La doctora en nutrición Mónica Katz lo ratifica. Y aporta que, para que un chico venza el rechazo inicial a las verduras, deberá probar entre 12 y 14 veces ese sabor. Así, su cerebro comprobará que no va a morir envenenado al consumirlo, que es seguro y apagará la alarma que se enciende, sobre todo, frente a los alimentos muy coloridos o de hojas porque, instintivamente, se los asocia con la presencia de veneno. Después de haberlo probado, el alimento se convertirá en parte de su repertorio habitual.
“Los chicos poseen naturalmente neofobia, es decir, rechazo a los alimentos nuevos. Además, hay otros que poseen una supersensibilidad en la percepción de los amargos presentes en vegetales, como los fitoquímicos o los antioxidantes, y, por lo tanto, los rechazan más aún. Es instintivo porque los amargos están en los venenos, los alcaloides. Por eso, poseemos 25 receptores diferentes para los sabores amargos y sólo dos para los dulces. Detectar los amargos es poseer una defensa, porque el dilema del omnívoro es determinar y decidir luego qué es nutriente y qué es toxina”, explica Katz.
Encontrar la receta
Los especialistas insisten en que los colores no ayudan, al menos en esta etapa de incorporación inicial de vegetales a la dieta infantil. Es preferible darles un solo tipo de vegetales. De hecho, los alimentos que los chicos prefieren suelen tener colores tenues, monótonos y hasta aburridos. Por ejemplo, la papa, la batata o la banana. En el color también está el mensaje.
“Es frecuente que los chicos rechacen las verduras. Es parte normal del desarrollo que en algún momento se nieguen a comer alimentos de colores, sobre todo verdes o naranjas, ya que los rechazan. Esto ocurre generalmente entre los tres y los cinco años. Se vuelven muy selectivos y comen poca variedad de alimentos. Está en los padres insistir para que esta conducta no perdure”, apunta Laura Romano, nutricionista encargada de pediatría del Hospital de Clínicas y coautora del libro Comenzando a comer. Primeros pasos para una alimentación saludable (Dunken).
La mejor prueba de ello es Fermín Bertolone, que con apenas un año y un mes de vida es un verdadero fan de las verduras y las frutas. Come berenjenas, zanahorias, papas, batatas, paltas y mangos. Sus padres, Ángel, de 33 años, y Catalina Hollman, de 29, parecen haber encontrado la manera. Ellos reconocen que combinan los consejos del pediatra y distintos métodos en boga, entre ellos el Baby Led Weaning (BLD), que propone que sea el propio bebe el que guíe el proceso de alimentación sustituyente de la leche materna. Y propone que, en lugar de cuchara, se le permita al chico comer en su mesita con la mano pequeños trozos de la comida. La idea es que se vaya incorporando de a poco a la alimentación del resto de la familia. Y acá se prefieren los trocitos a los purés.
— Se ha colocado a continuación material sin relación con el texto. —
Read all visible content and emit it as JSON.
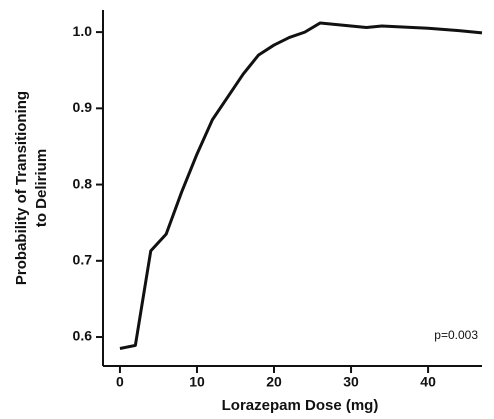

“Nosotros hicimos eso y nos dio muy buen resultado. Al principio sólo probaba los vegetales, pero a partir de que él mismo los fue descubriendo, comer se volvió una fiesta. Fue muy sencillo. Claro que el método tiene sus limitaciones. Por ejemplo, cuando hay sopa. Porque Fermín se acostumbró a comer solo, pero todavía no maneja la cuchara. Entonces, es un enchastre. Los padres sufrimos, pero sospecho que él lo disfruta más todavía”, cuenta Ángel, orgulloso.